Two C4 instances at AWS are $0.215 (m4-x-large) per hour or $310 a month, then you’ll need bandwidth of 842 GB for those 100k minutes which adds $76. So your hard costs are $386. However, I’m guessing you’ll spend 2 hours a week maintaining your infrastructure and here is where cost increase. 8 hours a month at cost of your time, $50 a hour (use amateurs) is $400 so bang you’re at $786 a month on your “do it yourself” project.
Wait just a second Spanky
One notion is that as your volume increases, your support hours don’t increase linearly. Fair enough. But’s let’s assume you reach the stellar apex of 500k minutes of stream usage and let’s say you fiddle around only 24 hours in the month trying to keep your Rube Goldberg SFU running. So your hard costs are ~ $1,155, add in 24 hours of labor you’re in for $2,355. The Tokbox price is $2,271. Call me, I’ll get you a discount.
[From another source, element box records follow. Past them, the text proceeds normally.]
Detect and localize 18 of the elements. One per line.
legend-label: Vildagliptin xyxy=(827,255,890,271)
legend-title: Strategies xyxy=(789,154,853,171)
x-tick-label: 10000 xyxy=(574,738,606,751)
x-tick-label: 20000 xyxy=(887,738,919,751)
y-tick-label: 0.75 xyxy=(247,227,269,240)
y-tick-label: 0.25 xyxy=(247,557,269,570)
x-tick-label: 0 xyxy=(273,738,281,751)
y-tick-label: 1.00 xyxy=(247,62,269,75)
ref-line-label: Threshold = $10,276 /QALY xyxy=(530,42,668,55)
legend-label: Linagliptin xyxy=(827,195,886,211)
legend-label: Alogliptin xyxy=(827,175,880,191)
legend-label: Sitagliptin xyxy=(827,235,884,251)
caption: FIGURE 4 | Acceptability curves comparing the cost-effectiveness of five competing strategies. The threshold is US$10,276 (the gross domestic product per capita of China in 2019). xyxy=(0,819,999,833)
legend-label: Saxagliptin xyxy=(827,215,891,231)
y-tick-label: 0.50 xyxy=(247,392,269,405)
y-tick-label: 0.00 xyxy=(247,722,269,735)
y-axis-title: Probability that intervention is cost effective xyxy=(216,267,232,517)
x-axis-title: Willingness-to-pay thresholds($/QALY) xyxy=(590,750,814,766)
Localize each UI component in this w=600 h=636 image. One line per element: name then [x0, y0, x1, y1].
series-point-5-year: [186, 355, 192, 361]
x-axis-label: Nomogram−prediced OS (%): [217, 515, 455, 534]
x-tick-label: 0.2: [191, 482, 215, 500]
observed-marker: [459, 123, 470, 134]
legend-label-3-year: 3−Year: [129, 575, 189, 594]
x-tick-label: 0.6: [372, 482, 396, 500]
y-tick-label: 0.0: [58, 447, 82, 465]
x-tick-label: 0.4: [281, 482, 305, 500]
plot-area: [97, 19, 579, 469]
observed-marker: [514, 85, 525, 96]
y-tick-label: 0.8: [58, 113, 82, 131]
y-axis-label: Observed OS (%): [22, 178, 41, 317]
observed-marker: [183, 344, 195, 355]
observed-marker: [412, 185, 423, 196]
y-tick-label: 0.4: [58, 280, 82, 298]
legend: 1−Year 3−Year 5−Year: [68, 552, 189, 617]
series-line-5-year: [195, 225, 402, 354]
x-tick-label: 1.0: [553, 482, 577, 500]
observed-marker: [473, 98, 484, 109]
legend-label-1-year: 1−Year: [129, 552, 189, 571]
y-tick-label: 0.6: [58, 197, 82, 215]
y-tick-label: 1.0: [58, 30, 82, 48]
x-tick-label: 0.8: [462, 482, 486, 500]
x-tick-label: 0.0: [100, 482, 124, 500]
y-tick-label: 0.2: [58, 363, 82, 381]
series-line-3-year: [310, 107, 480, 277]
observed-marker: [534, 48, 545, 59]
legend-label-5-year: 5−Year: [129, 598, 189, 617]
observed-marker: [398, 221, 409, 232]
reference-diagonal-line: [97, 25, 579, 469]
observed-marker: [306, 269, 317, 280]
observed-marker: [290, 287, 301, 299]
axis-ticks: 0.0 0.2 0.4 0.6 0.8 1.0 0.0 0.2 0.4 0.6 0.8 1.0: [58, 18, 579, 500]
While the core components of WebRTC are free, the application and operation are not. If a WebRTC platform provider has the features and functionality you need, that’s one headache you don’t have to have. Cost optimization is something you worry about once you get big. I’d always opt to focus on a winning application.
I went down the same path with this very blog – hosting my own WordPress instance. That was until I realized I was wasting cycles and brain cells doing stuff that wasn’t important. Now I’m happy to pay WPengine, because it’s what they do and they do a much better job.